Lisbon Treaty: Tax
Article 93 [113], ex Art. 93 EC, amended], presented and discussed below
The Council shall, acting unanimously on a proposal from the Commission in accordance with a special legislative procedure and after consulting the European Parliament and the Economic and Social Committee, adopt provisions for the harmonisation of legislation concerning turnover taxes, excise duties and other forms of indirect taxation to the extent that such harmonisation is necessary to ensure the establishment and the functioning of the internal market within the time limit laid down in Article 14 and to avoid distortion of competition.
YES: Unanimity, and thus the Irish veto, is explicitly preserved in the area of tax. (Fine Gael).
This Article is important because it does not relate to direct or corporation tax. It deals only with indirect tax and, therefore, cannot be used as a basis for altering Ireland's corporation tax system.

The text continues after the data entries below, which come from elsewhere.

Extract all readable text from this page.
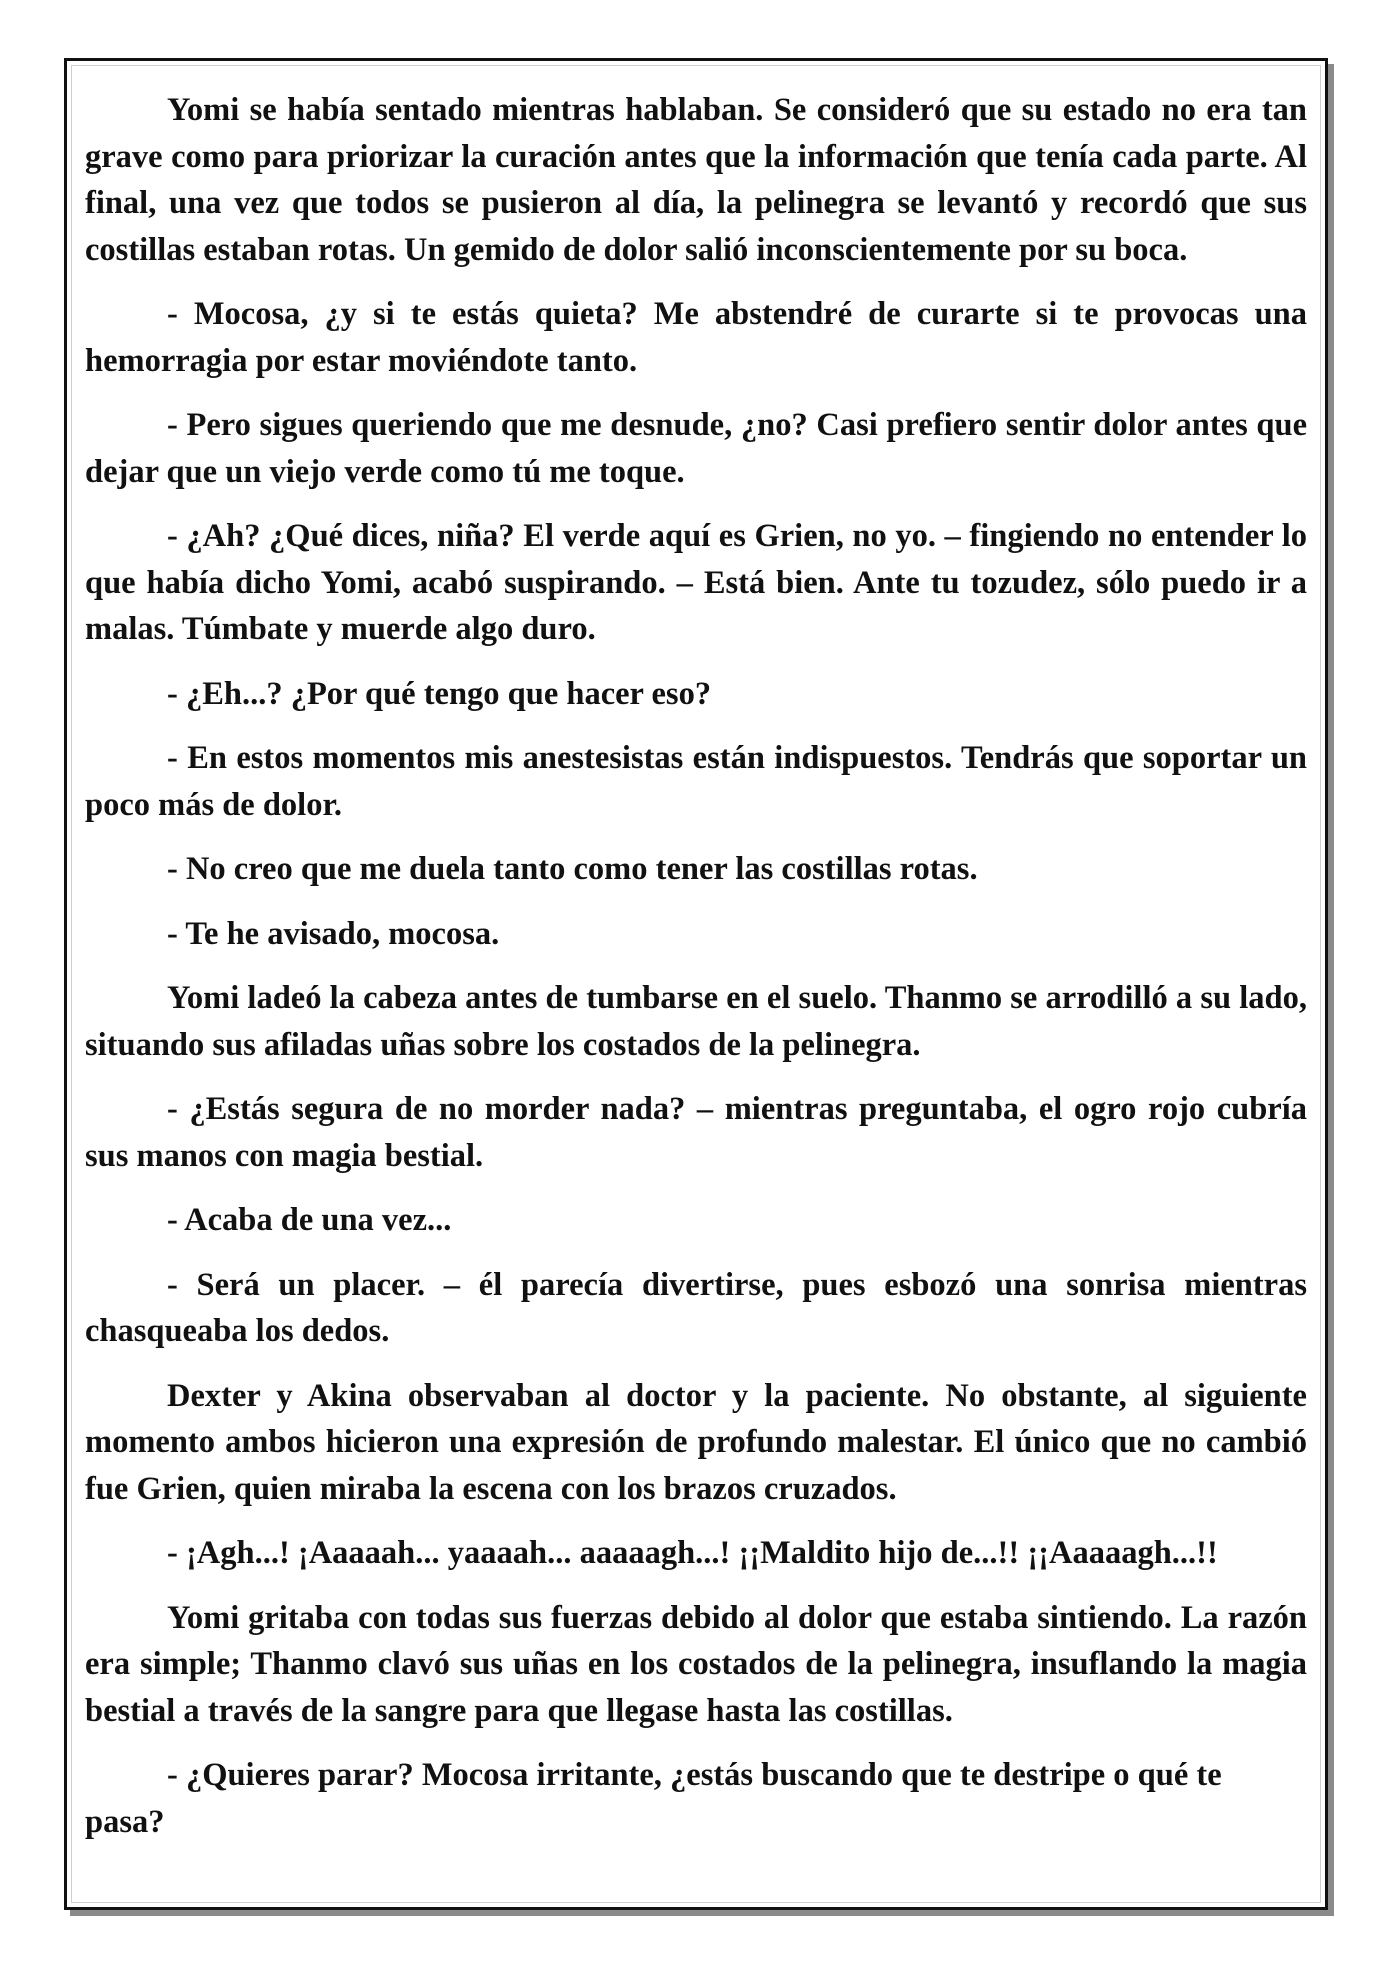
Yomi se había sentado mientras hablaban. Se consideró que su estado no era tan grave como para priorizar la curación antes que la información que tenía cada parte. Al final, una vez que todos se pusieron al día, la pelinegra se levantó y recordó que sus costillas estaban rotas. Un gemido de dolor salió inconscientemente por su boca.

- Mocosa, ¿y si te estás quieta? Me abstendré de curarte si te provocas una hemorragia por estar moviéndote tanto.

- Pero sigues queriendo que me desnude, ¿no? Casi prefiero sentir dolor antes que dejar que un viejo verde como tú me toque.

- ¿Ah? ¿Qué dices, niña? El verde aquí es Grien, no yo. – fingiendo no entender lo que había dicho Yomi, acabó suspirando. – Está bien. Ante tu tozudez, sólo puedo ir a malas. Túmbate y muerde algo duro.

- ¿Eh...? ¿Por qué tengo que hacer eso?

- En estos momentos mis anestesistas están indispuestos. Tendrás que soportar un poco más de dolor.

- No creo que me duela tanto como tener las costillas rotas.

- Te he avisado, mocosa.

Yomi ladeó la cabeza antes de tumbarse en el suelo. Thanmo se arrodilló a su lado, situando sus afiladas uñas sobre los costados de la pelinegra.

- ¿Estás segura de no morder nada? – mientras preguntaba, el ogro rojo cubría sus manos con magia bestial.

- Acaba de una vez...

- Será un placer. – él parecía divertirse, pues esbozó una sonrisa mientras chasqueaba los dedos.

Dexter y Akina observaban al doctor y la paciente. No obstante, al siguiente momento ambos hicieron una expresión de profundo malestar. El único que no cambió fue Grien, quien miraba la escena con los brazos cruzados.

- ¡Agh...! ¡Aaaaah... yaaaah... aaaaagh...! ¡¡Maldito hijo de...!! ¡¡Aaaaagh...!!

Yomi gritaba con todas sus fuerzas debido al dolor que estaba sintiendo. La razón era simple; Thanmo clavó sus uñas en los costados de la pelinegra, insuflando la magia bestial a través de la sangre para que llegase hasta las costillas.

- ¿Quieres parar? Mocosa irritante, ¿estás buscando que te destripe o qué te pasa?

Even if it could be used for this purpose – and it can't - the Article provides a veto to each Member State. (Fianna Fail)
NO : This amends the existing treaties to give the EU Court of Justice the power to rule against Ireland's 12.5% company tax rate if it decides that this causes a "distortion of competition" in the EU internal market as compared with Germany's 30% rate. (National Platform on EU Research and Information Centre).
Commentary: this has no effect on the freedom of the Irish Government and Parliament to determine tax policies. The apprehension that the EU may insist on ending Ireland's “advantage” on corporation profits tax is misplaced. The section deals only with indirect tax and, anyway, this is subject to unaminity.